Cathy: It’s all about tone because it’s not about, I trust you. You got this, a spiritual bypassing of like, it’s your problem. That’s the other extreme, right? I’m not going to help my kids with any of this.

Cathy: It’s theirs. That’s like the, that’s the other version. Extreme. It is. I know this is hard right now. I am going to help you in any way I can. What kind of supports do you need? And what I know about you is you have, and and I’m saying this from a psychological way, you have the ability to get through this.

Cathy: And I know that they are hardwired for challenge. Mm-hmm. , they are literally hardwired to do hard things. These quotes about we can do hard things and we’re, we’re neurobiologically hardwired for connection and stuff. This is all true. We literally can do hard things. It’s not a decision. It’s like we have the ability.

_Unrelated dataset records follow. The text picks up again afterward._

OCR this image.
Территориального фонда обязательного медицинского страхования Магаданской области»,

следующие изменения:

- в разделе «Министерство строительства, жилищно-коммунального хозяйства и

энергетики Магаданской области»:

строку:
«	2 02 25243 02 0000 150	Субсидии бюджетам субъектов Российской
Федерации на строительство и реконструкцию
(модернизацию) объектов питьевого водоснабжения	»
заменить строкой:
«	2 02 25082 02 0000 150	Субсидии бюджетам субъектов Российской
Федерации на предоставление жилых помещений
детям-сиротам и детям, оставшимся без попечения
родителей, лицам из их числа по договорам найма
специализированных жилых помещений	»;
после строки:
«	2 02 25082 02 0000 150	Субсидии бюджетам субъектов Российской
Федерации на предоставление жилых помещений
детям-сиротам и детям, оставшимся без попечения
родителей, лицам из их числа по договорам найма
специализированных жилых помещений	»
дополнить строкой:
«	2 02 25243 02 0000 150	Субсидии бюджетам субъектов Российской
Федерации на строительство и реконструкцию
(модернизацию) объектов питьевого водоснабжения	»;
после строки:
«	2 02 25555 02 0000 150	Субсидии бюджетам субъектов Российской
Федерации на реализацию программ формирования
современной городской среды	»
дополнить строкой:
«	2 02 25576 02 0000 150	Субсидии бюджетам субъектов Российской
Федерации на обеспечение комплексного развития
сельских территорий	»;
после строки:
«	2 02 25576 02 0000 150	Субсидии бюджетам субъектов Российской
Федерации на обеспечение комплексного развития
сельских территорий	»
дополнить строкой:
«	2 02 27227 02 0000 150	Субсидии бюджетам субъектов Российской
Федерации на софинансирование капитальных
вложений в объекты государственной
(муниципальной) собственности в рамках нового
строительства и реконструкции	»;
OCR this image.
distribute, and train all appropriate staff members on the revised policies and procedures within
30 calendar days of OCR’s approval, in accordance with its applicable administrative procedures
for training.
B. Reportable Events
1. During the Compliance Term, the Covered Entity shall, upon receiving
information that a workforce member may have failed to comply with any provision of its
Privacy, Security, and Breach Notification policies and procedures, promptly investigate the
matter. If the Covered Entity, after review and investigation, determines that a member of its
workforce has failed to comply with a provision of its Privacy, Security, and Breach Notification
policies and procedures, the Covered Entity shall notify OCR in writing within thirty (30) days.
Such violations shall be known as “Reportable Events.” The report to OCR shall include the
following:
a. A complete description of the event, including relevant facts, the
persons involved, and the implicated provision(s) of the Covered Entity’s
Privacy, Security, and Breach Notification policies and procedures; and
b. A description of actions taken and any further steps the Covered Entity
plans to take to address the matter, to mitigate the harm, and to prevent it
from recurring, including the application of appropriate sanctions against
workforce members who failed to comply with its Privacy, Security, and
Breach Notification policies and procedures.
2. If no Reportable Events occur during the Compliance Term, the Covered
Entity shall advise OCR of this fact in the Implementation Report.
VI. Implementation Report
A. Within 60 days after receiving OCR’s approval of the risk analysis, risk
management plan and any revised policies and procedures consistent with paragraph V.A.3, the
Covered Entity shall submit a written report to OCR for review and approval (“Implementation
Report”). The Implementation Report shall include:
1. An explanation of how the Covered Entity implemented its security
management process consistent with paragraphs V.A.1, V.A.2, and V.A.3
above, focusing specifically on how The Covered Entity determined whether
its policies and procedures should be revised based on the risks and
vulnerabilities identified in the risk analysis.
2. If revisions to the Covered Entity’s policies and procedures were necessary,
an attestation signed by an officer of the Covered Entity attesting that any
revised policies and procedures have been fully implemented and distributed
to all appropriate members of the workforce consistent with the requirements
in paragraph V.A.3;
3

Cathy: So trusting that people can do that, but knowing that part of the ability for people to do that necessitates support from others. But support is different than doing it in your own body. That’s the, that’s, these are all, I don’t know how well this will land, but these are all the things I’ve had to learn.

Cathy: Okay.

Todd: Do you want to do one more? Sure. Or do you want me to go?

Cathy: How about this one? And I won’t swear because I know we, we try to keep our non, what’s it called? We try to keep the rating at like, G or whatever. But one day I just wrote everything is an effing miracle for real. Yeah. Some days I just have those experiences where I’m like, this is all crazy.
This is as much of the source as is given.